Alors que Bell Helicopter Textron Canada conçoit et assemble des hélicoptères au Québec, à Mirabel, Eurocopter Canada est établie à Fort Erie, en Ontario, où elle effectue des travaux d'ingénierie, de finition et de fabrication de pièces en matériaux composites. Mais elle n'assemble pas d'hélicoptères au complet. Eurocopter emploie environ 200 personnes au Canada, dont moins d'une dizaine au Québec. Mais selon M. Joannes, elle contribue quand même au tissu industriel du Québec.

«Le Québec est un centre aéronautique fort, nous y avons beaucoup de fournisseurs», explique-t-il.

Eurocopter fait notamment affaire avec Pratt&Whitney Canada, CAE, CMC Électronique et Plastique JW, de Trois-Rivières.

«Nous avons le sentiment de faire partie de la même équipe», déclare M. Joannes.

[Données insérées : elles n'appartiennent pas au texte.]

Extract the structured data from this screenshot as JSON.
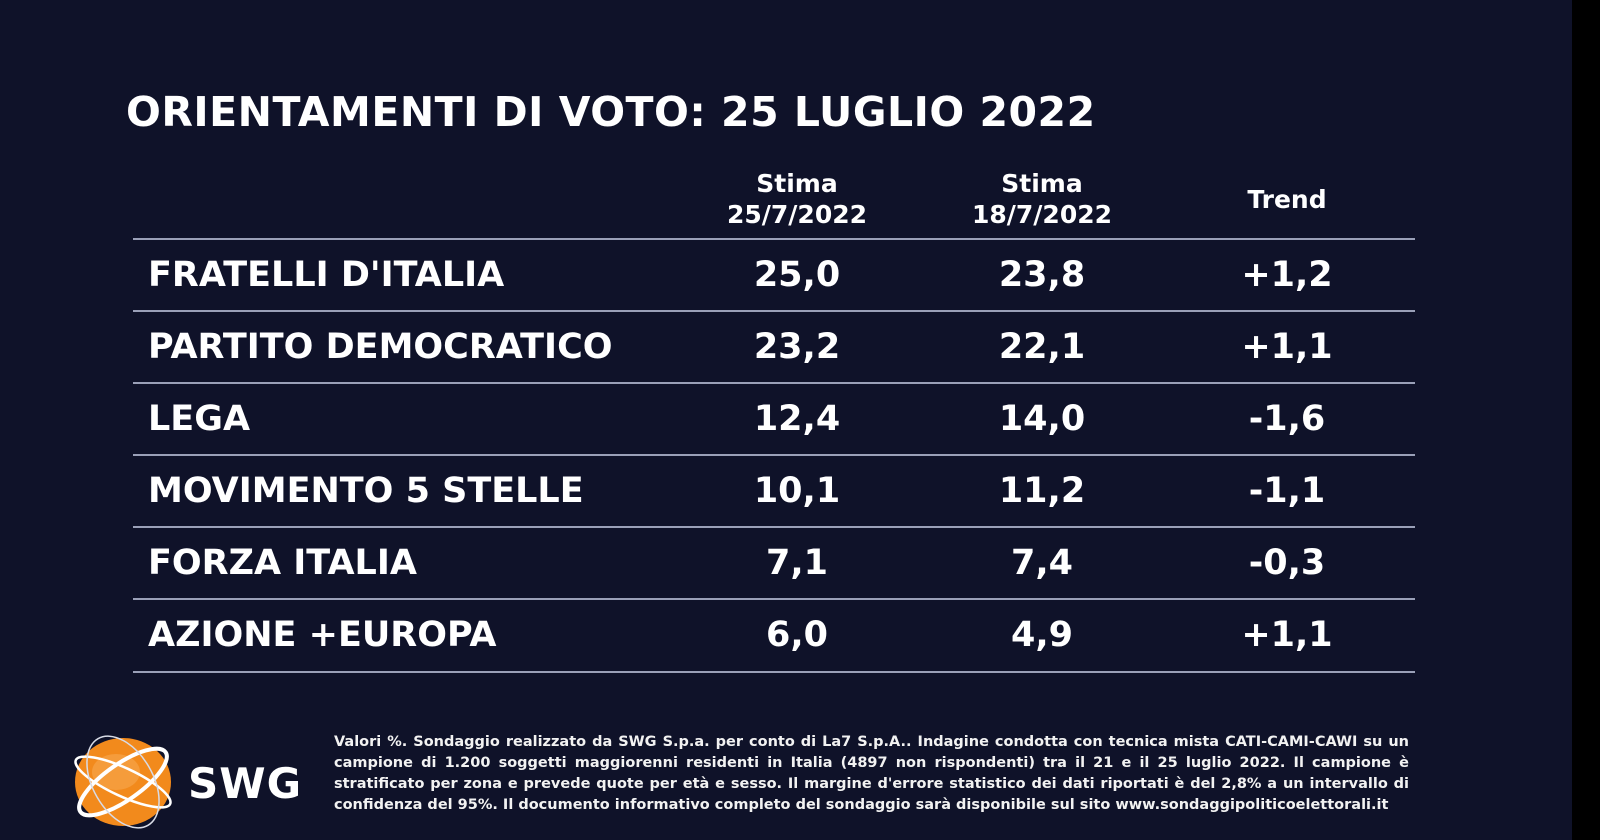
{
  "colors": {
    "background": "#0f1229",
    "text": "#ffffff",
    "rule": "#9aa0b8",
    "logo_orange": "#f28a1c",
    "logo_ring": "#ffffff"
  },
  "title": "ORIENTAMENTI DI VOTO: 25 LUGLIO 2022",
  "chart_data": {
    "type": "table",
    "title": "ORIENTAMENTI DI VOTO: 25 LUGLIO 2022",
    "columns": [
      {
        "line1": "Stima",
        "line2": "25/7/2022"
      },
      {
        "line1": "Stima",
        "line2": "18/7/2022"
      },
      {
        "line1": "Trend",
        "line2": ""
      }
    ],
    "rows": [
      {
        "party": "FRATELLI D'ITALIA",
        "stima_25_7": "25,0",
        "stima_18_7": "23,8",
        "trend": "+1,2"
      },
      {
        "party": "PARTITO DEMOCRATICO",
        "stima_25_7": "23,2",
        "stima_18_7": "22,1",
        "trend": "+1,1"
      },
      {
        "party": "LEGA",
        "stima_25_7": "12,4",
        "stima_18_7": "14,0",
        "trend": "-1,6"
      },
      {
        "party": "MOVIMENTO 5 STELLE",
        "stima_25_7": "10,1",
        "stima_18_7": "11,2",
        "trend": "-1,1"
      },
      {
        "party": "FORZA ITALIA",
        "stima_25_7": "7,1",
        "stima_18_7": "7,4",
        "trend": "-0,3"
      },
      {
        "party": "AZIONE +EUROPA",
        "stima_25_7": "6,0",
        "stima_18_7": "4,9",
        "trend": "+1,1"
      }
    ]
  },
  "logo": {
    "text": "SWG",
    "icon": "swg-globe-icon"
  },
  "footnote": "Valori %. Sondaggio realizzato da SWG S.p.a. per conto di La7 S.p.A.. Indagine condotta con tecnica mista CATI-CAMI-CAWI su un campione di 1.200 soggetti maggiorenni residenti in Italia (4897 non rispondenti) tra il 21 e il 25 luglio 2022. Il campione è stratificato per zona e prevede quote per età e sesso. Il margine d'errore statistico dei dati riportati è del 2,8% a un intervallo di confidenza del 95%. Il documento informativo completo del sondaggio sarà disponibile sul sito www.sondaggipoliticoelettorali.it"
}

En dépit de la présence manufacturière de Bell Helicopter au Québec, Eurocopter fait des malheurs au chapitre des ventes. À l'heure actuelle, environ 53% des hélicoptères à turbine qui volent au Québec sont des appareils Eurocopter et environ 38% sont des appareils Bell. Les hélicoptères d'Eurocopter sont particulièrement appréciés dans le domaine des ressources naturelles, qu'il s'agisse de l'industrie minière, de l'industrie forestière ou d'Hydro-Québec.

«Nous sommes très près des clients, affirme M. Joannes. Nos produits sont également très attrayants, notamment en raison des coûts d'acquisition et des coûts d'exploitation.»

Secteur policier

Eurocopter n'a cependant pas eu le même succès du côté du secteur policier. Les trois appareils de la Sûreté du Québec sont des hélicoptères de Bell. Quant aux forces policières des municipalités québécoises, elles ne possèdent aucun hélicoptère.

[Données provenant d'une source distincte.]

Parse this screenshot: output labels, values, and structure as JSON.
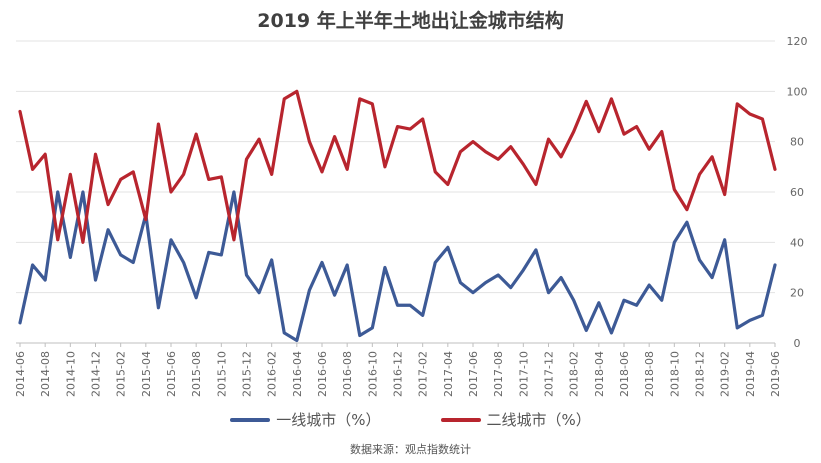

M. Joannes se dit cependant persuadé de voir des appareils Eurocopter voler au-dessus de Montréal et de Québec au cours des prochaines années. Il souligne que 18 des 22 hélicoptères utilisés pour des missions policières au Canada sont des appareils Eurocopter. La Gendarmerie royale du Canada fait entièrement confiance aux hélicoptères d'Eurocopter, avec 10 appareils. Des villes comme Edmonton, Calgary, Winnipeg et York ont leurs propres hélicoptères.

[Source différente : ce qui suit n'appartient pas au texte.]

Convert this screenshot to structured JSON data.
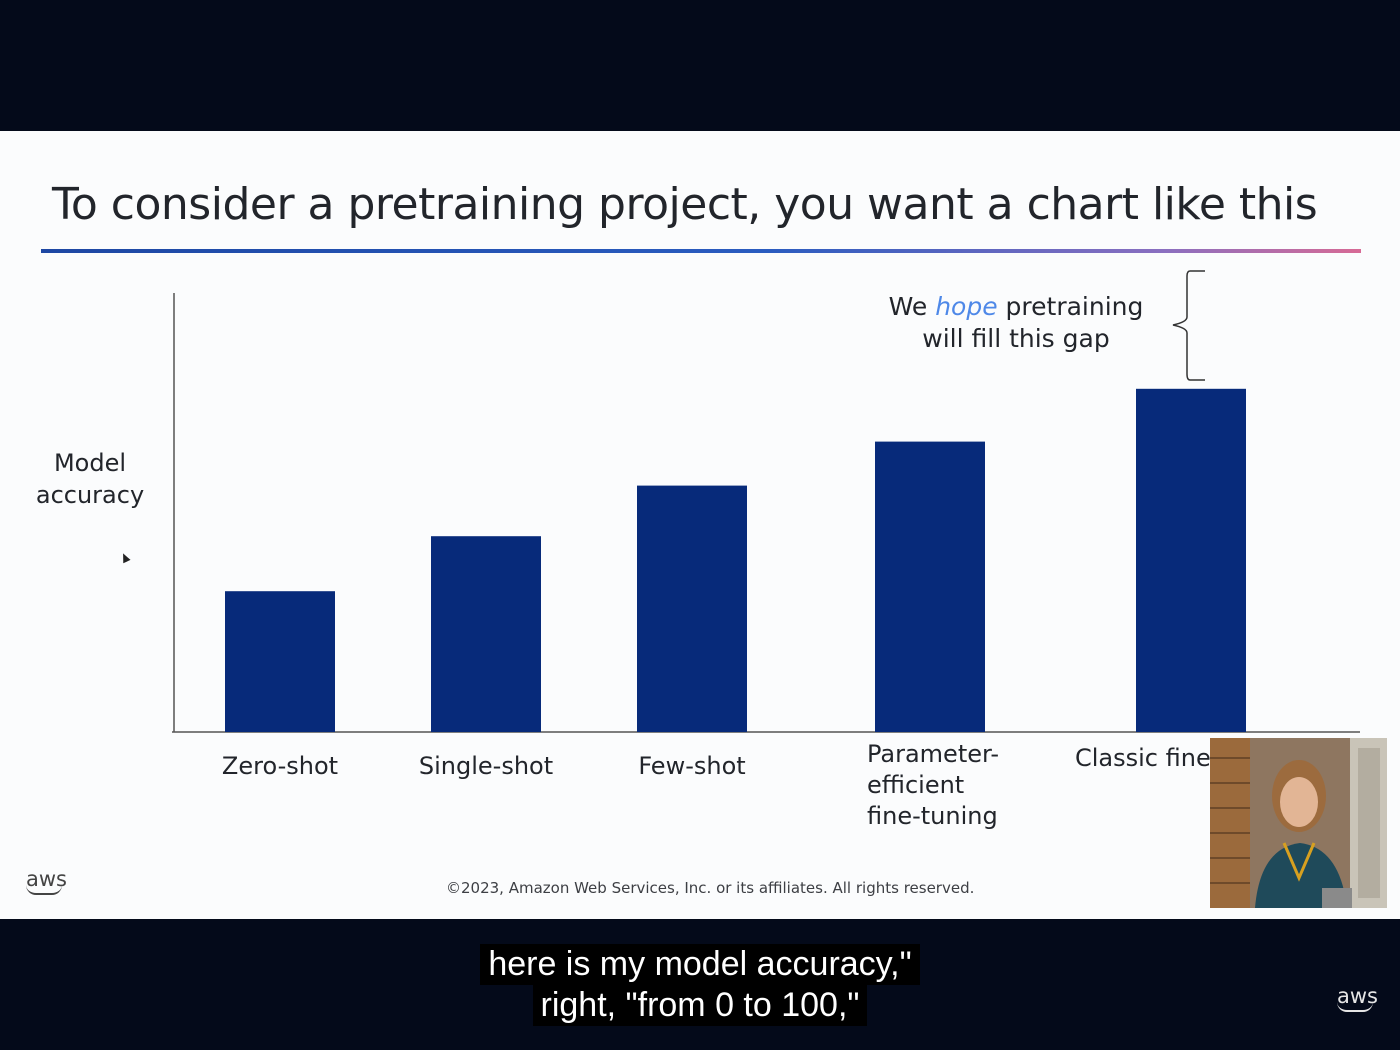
{
  "slide": {
    "title": "To consider a pretraining project, you want a chart like this",
    "annotation": {
      "line1_pre": "We ",
      "line1_em": "hope",
      "line1_post": " pretraining",
      "line2": "will fill this gap"
    },
    "logo_text": "aws",
    "copyright": "©2023, Amazon Web Services, Inc. or its affiliates. All rights reserved."
  },
  "chart_data": {
    "type": "bar",
    "title": "To consider a pretraining project, you want a chart like this",
    "xlabel": "",
    "ylabel": "Model accuracy",
    "categories": [
      "Zero-shot",
      "Single-shot",
      "Few-shot",
      "Parameter-\nefficient\nfine-tuning",
      "Classic fine-"
    ],
    "values": [
      32,
      44.5,
      56,
      66,
      78
    ],
    "ylim": [
      0,
      100
    ],
    "grid": false,
    "bar_color": "#072a7a",
    "annotation": "We hope pretraining will fill this gap"
  },
  "captions": {
    "line1": "here is my model accuracy,\"",
    "line2": "right, \"from 0 to 100,\""
  },
  "player": {
    "logo_text": "aws"
  },
  "colors": {
    "bar": "#072a7a",
    "hope_accent": "#4e88e8",
    "background": "#040a1a"
  }
}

«Au cours des cinq prochaines années, nous espérons voir des municipalités du Québec se décider à prendre nos produits, indique-t-il. Et les hélicoptères de la SQ sont vieux. Si elle veut nous faire confiance, nous sommes prêts à les aider.»

Le marché des services ambulanciers reste également à développer au Québec, alors que l'Ontario peut compter sur un important service d'hélicoptères-ambulances, soit une vingtaine d'appareils Sikorsky et Agusta-Westland.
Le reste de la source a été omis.